I don't care about demographics, you know, that "fact" that they are parading around in the Philippines that usually, UP/DLSU/Ateneo/etc. graduates are the better and smarter workers. That only became so because these universities take all the best high school graduates, not because on any inherent superiority in their systems. And even so, if you treat a potential student as, well, the lower rungs, they will behave so. I have met a lot of really smart and industrious individuals in my college that have since turned to mediocrity, merely because that was what was expected of them.

Still, I have this job. A "call centre" job. A job which, years ago, I would not have touched with a ten-foot pole. It wasn't what I was trained for. It isn't what I want. I will receive calls and try to solve technical problems. We aren't allowed a lot of freedoms. The work is hectic and demanding, with long hours during the oddest hours of the day. The job, itself, is not very fulfilling. But it pays well, and over the course of a few years the need for money has stifled my idealism. Like in the Thomas Hardy novel of "Jude the Obscure" where Jude with aspirations to become a scholar and skills in Latin and Hebrew still cannot rise above the station in life that society drops on his shoulders, I have come to accept that maybe I will never be a writer. There will never be any time. I need money. This is it. This is all I will ever be accepted for. To hope for more is to always despair. To start accepting my station is, hopefully, the start of happiness for me. A mere customer service agent, probably someday a trainer. But that is it.

Oh, there are benefits upon benefits. The starting pay is good. There is insurance. And quiet rooms, showers, game rooms, free coffee. . . why did I ever aspire to anything more than this? I had always hated the corporate atmosphere. . . I should have accepted that it will be what feeds me. Yet, this lesson comes too late. If I had learned this two years ago and had, back then, sold myself to wage-slavery, my wife wouldn't have needed to leave. I should still have her here, and we could have been married earlier, have had kids earlier. . . a man's lot. I had been too proud, and loneliness has been my punishment.

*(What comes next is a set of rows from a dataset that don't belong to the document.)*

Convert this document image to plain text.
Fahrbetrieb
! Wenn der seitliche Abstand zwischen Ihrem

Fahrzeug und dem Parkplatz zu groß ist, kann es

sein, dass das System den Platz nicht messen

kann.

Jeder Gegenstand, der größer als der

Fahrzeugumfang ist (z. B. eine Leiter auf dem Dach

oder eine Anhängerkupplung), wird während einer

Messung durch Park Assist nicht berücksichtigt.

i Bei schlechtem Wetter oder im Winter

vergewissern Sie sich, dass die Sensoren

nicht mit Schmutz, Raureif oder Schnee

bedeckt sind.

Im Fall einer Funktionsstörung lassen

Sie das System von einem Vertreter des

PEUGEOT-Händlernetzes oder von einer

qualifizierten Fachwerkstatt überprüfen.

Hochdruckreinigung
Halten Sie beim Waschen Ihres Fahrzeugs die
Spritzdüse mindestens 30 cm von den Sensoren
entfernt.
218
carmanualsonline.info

I want to be with my wife now in Australia. But I cannot leave, now that I have a good company that accepted me. I need to stay at least until October, probably November. . . but I want to be with my wife. But I can only allow her to really live and pursue her dreams if I can provide. This job will help me. I need it.

But I am not happy.


I am perturbed. My team-mates are very much like the high school students I used to teach: loud, arrogant, self-absorbed and self-interested. Yet, this is the world that I must belong in, this world full of the loud and arrogant. Should I also be loud and arrogant to succeed? I hope not. But, now, I must prepare for work: do my job to sell myself and make myself as interesting a human product as I can, so I can ascend the ladder and make more money. What is more important than money? I cannot see beyond the flimsy walls of my workstation to know for sure, but this I know now: with money comes happiness.

And only fools and poets think otherwise and die hungry and lonely.